A major factor in the widespread subway delays dates back to 2013 when changes were made to the operations system, resulting in an almost-immediate increase in travel time.A New York Timesanalysis earlier this year: (“How 2 MTA Decisions Pushed the Subway into Crisis” by Adam Pearce, May 9th)

“With two decisions, the MTA dealt the subway system a blow that may be felt well into the future. First, the agency decided to increase the amount of space required between trains. It installed or modified hundreds of signals which regulate train spacing. In that process, signals throughout the system were misconfigured — set up in a way that slowed the trains down even more than officials intended.
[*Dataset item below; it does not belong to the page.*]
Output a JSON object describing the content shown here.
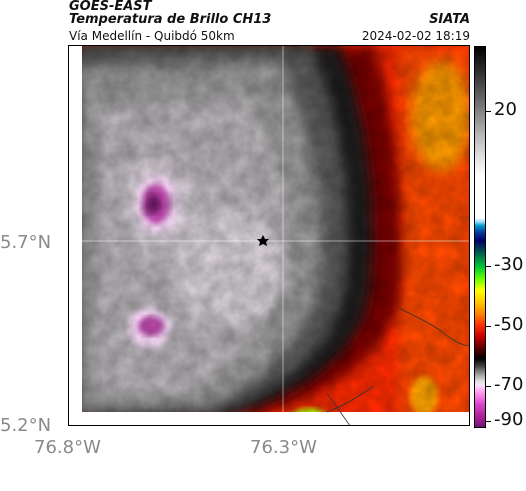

Second, the agency adopted new rules for track work that expanded safety zones and increased setup times. An analysis of internal MTA documents and interviews with system managers and train operators suggest that these two changes removed extra capacity — the ability to run more trains than scheduled — from the subway system. This, on top of years of cost-cutting and deferred spending for maintenance in the 1990s and 2000s, is why the system is no longer able to rebound from disruptions as it once could.”

These changes were added to a significant operating change the year before. The FASTRACK pilot program, begun in 2012, closed stations on weekday evenings for this maintenance, repair and cleaning system, aimed at reducing accidents, track fires and slowdowns. It was deemed a success and expanded throughout the subway system.
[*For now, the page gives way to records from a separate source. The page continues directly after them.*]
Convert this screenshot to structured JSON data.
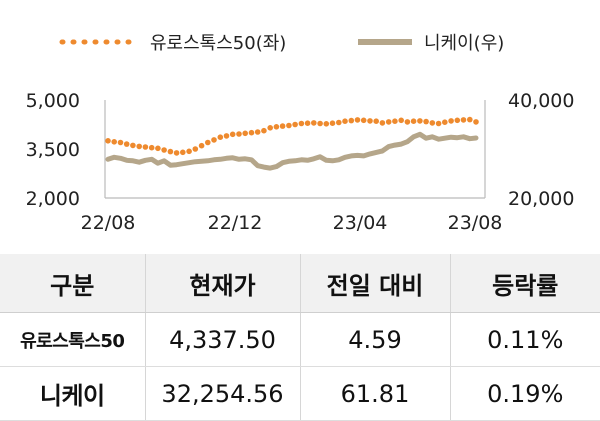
{
  "chart_data": {
    "type": "line",
    "series": [
      {
        "name": "유로스톡스50(좌)",
        "axis": "left",
        "color": "#ee8a2e",
        "style": "dotted",
        "values": [
          3750,
          3720,
          3700,
          3650,
          3610,
          3580,
          3560,
          3540,
          3520,
          3470,
          3420,
          3380,
          3400,
          3430,
          3500,
          3600,
          3700,
          3780,
          3860,
          3900,
          3950,
          3960,
          3980,
          4000,
          4020,
          4060,
          4150,
          4180,
          4200,
          4220,
          4250,
          4280,
          4290,
          4300,
          4280,
          4270,
          4290,
          4310,
          4350,
          4370,
          4390,
          4380,
          4360,
          4350,
          4300,
          4330,
          4350,
          4380,
          4330,
          4350,
          4360,
          4340,
          4300,
          4280,
          4320,
          4360,
          4380,
          4390,
          4400,
          4330
        ]
      },
      {
        "name": "니케이(우)",
        "axis": "right",
        "color": "#b5a68a",
        "style": "solid",
        "values": [
          27900,
          28300,
          28100,
          27700,
          27600,
          27300,
          27700,
          27900,
          27100,
          27600,
          26700,
          26800,
          27000,
          27200,
          27400,
          27500,
          27600,
          27800,
          27900,
          28100,
          28200,
          27900,
          28000,
          27800,
          26600,
          26300,
          26100,
          26400,
          27200,
          27500,
          27600,
          27800,
          27700,
          28000,
          28400,
          27700,
          27600,
          27800,
          28300,
          28600,
          28700,
          28600,
          29000,
          29300,
          29600,
          30500,
          30800,
          31000,
          31500,
          32500,
          33000,
          32200,
          32500,
          32000,
          32200,
          32400,
          32300,
          32500,
          32100,
          32254.56
        ]
      }
    ],
    "x_ticks": [
      "22/08",
      "22/12",
      "23/04",
      "23/08"
    ],
    "left_axis": {
      "ylim": [
        2000,
        5000
      ],
      "ticks": [
        "5,000",
        "3,500",
        "2,000"
      ]
    },
    "right_axis": {
      "ylim": [
        20000,
        40000
      ],
      "ticks": [
        "40,000",
        "20,000"
      ]
    },
    "legend_placement": "top",
    "grid": false
  },
  "table": {
    "headers": [
      "구분",
      "현재가",
      "전일 대비",
      "등락률"
    ],
    "rows": [
      [
        "유로스톡스50",
        "4,337.50",
        "4.59",
        "0.11%"
      ],
      [
        "니케이",
        "32,254.56",
        "61.81",
        "0.19%"
      ]
    ]
  }
}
New Yorkers ride the world’s largest rapid transit system with 472 stations across four of the five boroughs. Last year, it provided 5.6 million weekday rides and 5.7 million over the two-day weekend. However, it’s only the eight busiest rail system in the world – meaning that you’d likely be even more squished on a morning train in Shanghai, Seoul or Moscow, among other cities.

The subway system’s budget alone was $8.7 billion as of the beginning of 2018, but its weekday performance rate was only 65% and several lines reached their capacity in 2007. Add to these woes the rodent and litter issues, the Hurricane Sandy damage and the upcoming 15-month suspension of L train service between Brooklyn and Manhattan, and we have a system that many would argue does not reflect the progress touted by Lhota.
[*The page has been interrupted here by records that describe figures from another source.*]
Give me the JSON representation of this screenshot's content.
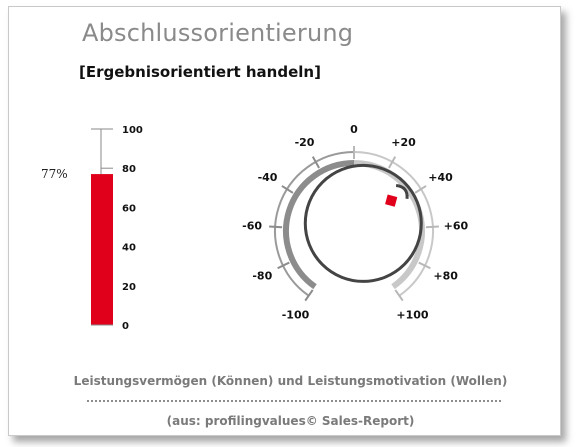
{
  "header": {
    "title": "Abschlussorientierung",
    "subtitle": "[Ergebnisorientiert handeln]"
  },
  "chart_data": [
    {
      "type": "bar",
      "categories": [
        ""
      ],
      "values": [
        77
      ],
      "value_label": "77%",
      "ylim": [
        0,
        100
      ],
      "yticks": [
        "100",
        "80",
        "60",
        "40",
        "20",
        "0"
      ],
      "bar_color": "#e0001b",
      "grid": false
    },
    {
      "type": "gauge",
      "range": [
        -100,
        100
      ],
      "tick_labels": [
        "-100",
        "-80",
        "-60",
        "-40",
        "-20",
        "0",
        "+20",
        "+40",
        "+60",
        "+80",
        "+100"
      ],
      "value": 35,
      "marker_color": "#e0001b",
      "negative_color": "#8c8c8c",
      "positive_color": "#c8c8c8"
    }
  ],
  "footer": {
    "caption": "Leistungsvermögen (Können) und Leistungsmotivation (Wollen)",
    "source": "(aus: profilingvalues© Sales-Report)"
  }
}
How effectively did the outgoing MTA chairman do his job? He served in this position before, in 2012, but was criticized for his approach to his duties during his second appointment, which began in June of 2017.  This time around he worked what amounted to a part-time job, installing several chiefs of various divisions as he took a $160,000 seat on the Madison Square Garden Board and remained on his at his executive position at NYU Langone Health.

Lhota leaves the MTA in the hands of Fernando Ferrer – who once served as its chairman – while a permanent replacement is found. He also leaves wage-earning New Yorkers dependent on the transit system to get them to work in a much less financially stable position than his.